Publié par : rebuildbabel | février 26, 2008

Danser sur les ruines

Définitivement, je n’ai rien inventé. Michaux, Artaud et les surréalistes, les poètes et autres l’ont fait avant moi. J’écris pour ma santé, ma santé mentale. Je me répète, certains l’ont déjà entendu. Mais je viens de vous le dire, je n’ai rien inventé. Ces pages qui viendront seront d’abord pour moi, pour avoir toujours un espace un tant soit peu créatif dans ma courte vie. On n’y trouvera pas toujours ce qu’on y voudra, ce sera souvent le foutoir, mais ça aura le mérite de représenter comment ça fonctionne dans cette petite tête. Une brocante. Une braderie. Je suis un bradeux, un brocanteur. Vous le savez peut-être, je suis du pays des brocantes, ces rassemblements à peine improvisés de vendeurs de bric-à-brac, qui sans honte affichent, présentent aux badaux et même essaient de leur vendre leur richesse superflue, ou leur misère inutile, à même le sol, à même la rue. Dans cette région, tout est bon pour se soulager de ce qui vous encombre, alors quand l’occasion se présente, on s’en débarasse et à vil prix.
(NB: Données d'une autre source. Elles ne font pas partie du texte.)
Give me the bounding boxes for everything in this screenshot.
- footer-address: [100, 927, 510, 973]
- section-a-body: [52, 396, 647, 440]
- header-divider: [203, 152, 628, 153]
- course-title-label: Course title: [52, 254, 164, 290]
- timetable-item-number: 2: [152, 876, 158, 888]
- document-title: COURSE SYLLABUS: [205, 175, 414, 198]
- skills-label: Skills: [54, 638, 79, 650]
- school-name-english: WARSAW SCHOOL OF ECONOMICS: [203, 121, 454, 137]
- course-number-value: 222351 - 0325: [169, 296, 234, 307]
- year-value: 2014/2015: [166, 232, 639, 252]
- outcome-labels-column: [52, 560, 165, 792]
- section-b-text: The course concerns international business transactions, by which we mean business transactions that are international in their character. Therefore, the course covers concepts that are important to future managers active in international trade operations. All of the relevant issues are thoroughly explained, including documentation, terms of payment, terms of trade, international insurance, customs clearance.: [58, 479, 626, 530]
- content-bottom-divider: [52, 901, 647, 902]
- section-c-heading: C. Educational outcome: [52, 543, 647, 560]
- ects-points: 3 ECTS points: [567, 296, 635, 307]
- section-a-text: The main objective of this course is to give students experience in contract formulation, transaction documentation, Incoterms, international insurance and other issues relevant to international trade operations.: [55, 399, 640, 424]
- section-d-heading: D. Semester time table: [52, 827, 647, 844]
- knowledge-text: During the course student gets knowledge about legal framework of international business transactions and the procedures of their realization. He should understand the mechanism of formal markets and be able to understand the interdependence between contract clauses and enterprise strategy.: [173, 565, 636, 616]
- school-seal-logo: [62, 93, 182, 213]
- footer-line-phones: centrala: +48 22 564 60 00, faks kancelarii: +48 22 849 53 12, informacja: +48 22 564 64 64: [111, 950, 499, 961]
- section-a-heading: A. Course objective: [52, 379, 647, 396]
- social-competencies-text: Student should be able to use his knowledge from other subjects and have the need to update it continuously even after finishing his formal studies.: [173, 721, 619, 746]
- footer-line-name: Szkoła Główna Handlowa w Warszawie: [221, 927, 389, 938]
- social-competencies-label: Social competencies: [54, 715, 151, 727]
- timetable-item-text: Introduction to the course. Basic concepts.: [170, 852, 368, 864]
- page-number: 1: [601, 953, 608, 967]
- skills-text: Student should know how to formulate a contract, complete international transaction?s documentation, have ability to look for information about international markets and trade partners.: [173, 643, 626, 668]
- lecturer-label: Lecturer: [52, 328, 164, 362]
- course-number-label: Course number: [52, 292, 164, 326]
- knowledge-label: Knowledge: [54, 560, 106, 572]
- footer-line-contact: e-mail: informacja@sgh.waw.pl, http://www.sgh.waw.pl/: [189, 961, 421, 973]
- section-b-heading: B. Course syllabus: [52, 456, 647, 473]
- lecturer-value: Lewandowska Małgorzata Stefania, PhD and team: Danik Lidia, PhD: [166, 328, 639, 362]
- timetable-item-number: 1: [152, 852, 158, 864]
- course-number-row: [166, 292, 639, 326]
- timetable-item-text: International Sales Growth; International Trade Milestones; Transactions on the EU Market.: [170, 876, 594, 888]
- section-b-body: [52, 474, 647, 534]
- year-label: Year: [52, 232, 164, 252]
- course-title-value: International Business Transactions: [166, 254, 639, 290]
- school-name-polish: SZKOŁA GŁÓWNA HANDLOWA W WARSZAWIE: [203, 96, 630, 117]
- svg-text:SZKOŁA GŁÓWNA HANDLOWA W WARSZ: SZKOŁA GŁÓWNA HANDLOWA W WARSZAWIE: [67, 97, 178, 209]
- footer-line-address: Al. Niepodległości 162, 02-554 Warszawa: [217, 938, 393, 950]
Je fais de même, au vu et au su de tout le monde, sans pudeur, et gratuitement même. Certains préfèrent la confidentialité des lettres groupées destinées à une liste prédéfinie de potentiels lecteurs, avec des envois qui contiennent la beauté d’une bouteille à la mer, envoyée régulièrement, avec l’espoir d’un retour, d’une réponse ou plusieurs, qui parfois n’arrivent jamais. Ici, pas de ça. Juste des mots lancés, sur tous thèmes, à tue-tête, sur ce qui passe. En gros, j’essaie de recoller les morceaux, les morceaux de cette grosse machine qui m’entoure, cette grosse machine qui m’active les neurones, sans jamais totalement la comprendre. Ce sera donc un point d’ancrage, un repère, attaché à peu de choses dans cet océan de pages qui s’affichent sur nos écrans. Mais ici, j’essaie de faire un état des lieux, mon état des lieux, celui qui rassemble les bouts de ma vie, et celles des autres, un peu aussi. C’est ça danser sur les ruines. Vous l’aurez compris, le point de départ, c’est une façade qui s’écroule, et qui s’est déjà presque écroulée. Après la guerre, personne n’a empêché les gens de danser sur les ruines pour fêter la fin du carnage, pour se soulager de ces longs instants de tension, de peur, d’incertitude. Moi aussi, je veux danser sur ces ruines, sur nos ruines. Et le projet après tout ça, c’est reconstruire. Reconstruire en dépassant tout ce qui a échoué, avec beaucoup d’ambition, question au moins d’obtenir un résultat minimum.